That’s all I remember now, but I think I’m stuck with it for good.

What, then, can I say about a fifty-eight-year-old woman who died? That she loved Ricky Martin. And yappy little lap dogs. And tostones, those deliciously garlicky, deep-fried rounds of green plantain. And me.

And that she lived the last seventeen years of her life with my right kidney inside her.

Sarah’s voice on my phone is choked. “I just want you to know, that kidney worked up until the very end. That was what she wanted, to die with that kidney working. I want to thank you for that kidney.”

A few days later Sarah calls again as I’m hurtling down the highway in my dusty old station wagon. She says she’ll be coming to San Francisco later this month to scatter Gladys’s ashes on the shoreline of the city she loved best. She says she wants to have dinner; there are things she’d like to tell me.

What will it be like, I wonder, to come face to face with the woman who did what I couldn’t manage to do — love and take care of Gladys until the end?

Thinking of Gladys, I have to laugh at my dented, twenty-year-old Ford. Gladys would have hated it. During our time together, after months spent gazing at glossy auto-dealer porn, she bought a brand-new Toyota Camry with a moonroof. Not a sunroof, a moonroof. She was proud of the distinction. Its seats were creamy leather, and its muscular flanks shone pearlescent maroon, almost scarlet. We called it “Pearly.” Even on her worst days she looked happy in that car, gloriously ensconced behind the wheel with her sunglasses on, blaring some Puerto Rican crooner on the CD player.


The first time I met Gladys, she was sitting in a twenty-four-hour cafe on San Francisco’s Market Street, wearing a gauzy red blouse and eating a triple-decker sandwich. She stopped when she saw me watching her. “You make me nervous,” she said in Spanish.

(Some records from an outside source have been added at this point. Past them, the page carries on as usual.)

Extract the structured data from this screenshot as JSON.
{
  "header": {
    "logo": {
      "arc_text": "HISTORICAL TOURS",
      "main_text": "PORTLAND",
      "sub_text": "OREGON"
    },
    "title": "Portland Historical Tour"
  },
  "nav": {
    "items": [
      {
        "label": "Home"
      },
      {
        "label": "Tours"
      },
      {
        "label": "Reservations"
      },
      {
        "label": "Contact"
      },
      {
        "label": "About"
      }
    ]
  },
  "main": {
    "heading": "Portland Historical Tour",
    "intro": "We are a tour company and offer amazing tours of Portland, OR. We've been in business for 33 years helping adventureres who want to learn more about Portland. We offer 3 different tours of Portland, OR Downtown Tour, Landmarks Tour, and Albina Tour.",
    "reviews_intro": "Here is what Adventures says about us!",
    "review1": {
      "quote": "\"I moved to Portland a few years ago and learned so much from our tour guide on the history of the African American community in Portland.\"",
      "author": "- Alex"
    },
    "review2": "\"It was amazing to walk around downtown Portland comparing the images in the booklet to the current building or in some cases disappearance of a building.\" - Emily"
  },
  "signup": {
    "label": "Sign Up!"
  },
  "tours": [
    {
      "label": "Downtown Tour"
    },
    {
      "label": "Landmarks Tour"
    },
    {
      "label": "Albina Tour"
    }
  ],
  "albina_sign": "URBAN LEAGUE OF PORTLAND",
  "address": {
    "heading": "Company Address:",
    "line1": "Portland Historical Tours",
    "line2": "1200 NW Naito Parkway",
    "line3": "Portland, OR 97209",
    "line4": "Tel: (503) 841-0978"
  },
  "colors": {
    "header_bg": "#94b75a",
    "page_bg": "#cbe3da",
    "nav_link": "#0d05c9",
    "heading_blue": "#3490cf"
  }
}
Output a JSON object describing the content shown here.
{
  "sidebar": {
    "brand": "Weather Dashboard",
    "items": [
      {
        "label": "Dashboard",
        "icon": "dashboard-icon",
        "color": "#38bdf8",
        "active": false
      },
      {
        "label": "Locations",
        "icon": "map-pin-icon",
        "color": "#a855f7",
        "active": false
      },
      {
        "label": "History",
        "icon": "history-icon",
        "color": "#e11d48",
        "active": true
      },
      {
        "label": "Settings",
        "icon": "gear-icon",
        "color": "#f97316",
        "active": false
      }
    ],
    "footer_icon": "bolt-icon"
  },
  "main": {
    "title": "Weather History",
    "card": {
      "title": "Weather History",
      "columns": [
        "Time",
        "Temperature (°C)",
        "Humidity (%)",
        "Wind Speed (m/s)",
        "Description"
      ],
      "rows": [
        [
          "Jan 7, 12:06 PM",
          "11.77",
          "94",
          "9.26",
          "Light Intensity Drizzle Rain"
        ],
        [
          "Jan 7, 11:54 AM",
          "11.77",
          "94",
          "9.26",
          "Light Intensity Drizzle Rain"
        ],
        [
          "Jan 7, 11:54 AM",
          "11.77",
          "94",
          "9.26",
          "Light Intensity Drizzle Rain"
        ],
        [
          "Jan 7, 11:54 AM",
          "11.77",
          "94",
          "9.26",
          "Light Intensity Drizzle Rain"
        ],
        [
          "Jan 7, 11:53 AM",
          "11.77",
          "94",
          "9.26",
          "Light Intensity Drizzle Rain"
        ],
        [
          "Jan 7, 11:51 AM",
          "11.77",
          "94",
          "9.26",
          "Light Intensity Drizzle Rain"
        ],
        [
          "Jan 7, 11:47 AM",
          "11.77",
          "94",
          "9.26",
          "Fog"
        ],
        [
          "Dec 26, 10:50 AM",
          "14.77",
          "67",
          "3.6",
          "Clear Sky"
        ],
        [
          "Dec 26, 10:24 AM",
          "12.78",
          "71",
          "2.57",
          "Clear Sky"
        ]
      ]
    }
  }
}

“I’m sorry,” I said, not understanding then that the Spanish word nerviosa has different connotations than the English word nervous. Nerviosa suggests a pleasurable state of sexual tension.

As we talked, it grew clear that we had nothing in common. Gladys was a hefty Puerto Rican who conversed as easily with the dead as with the living. I was a skinny, rational white girl. Gladys drank instant coffee, collected teddy bears, owned several hundred videotapes, and always arrived early. I was a tea snob who wrote poetry, rarely watched movies, and ran chronically late. No, we had nothing in common.

Still, when she invited me back to her house for a cup of coffee, something twisted in my stomach, and on impulse I followed the taillights of her car over the hill.

It wasn’t just a pickup line. Gladys really did make us instant coffee, and we sipped at it politely. Finally, sitting stiffly on her naugahyde couch, the coffee now cold in my hands, I realized that if anyone was going to make the first move, it would have to be me. I set my cup down on the table. Then I took Gladys’s cup from her hands and set it down, too.


At 1 AM Gladys offered to let me spend the night on her couch rather than driving all the way back across the bridge to Oakland.

“Why would I stay here if I’m just going to sleep on the couch?” I asked.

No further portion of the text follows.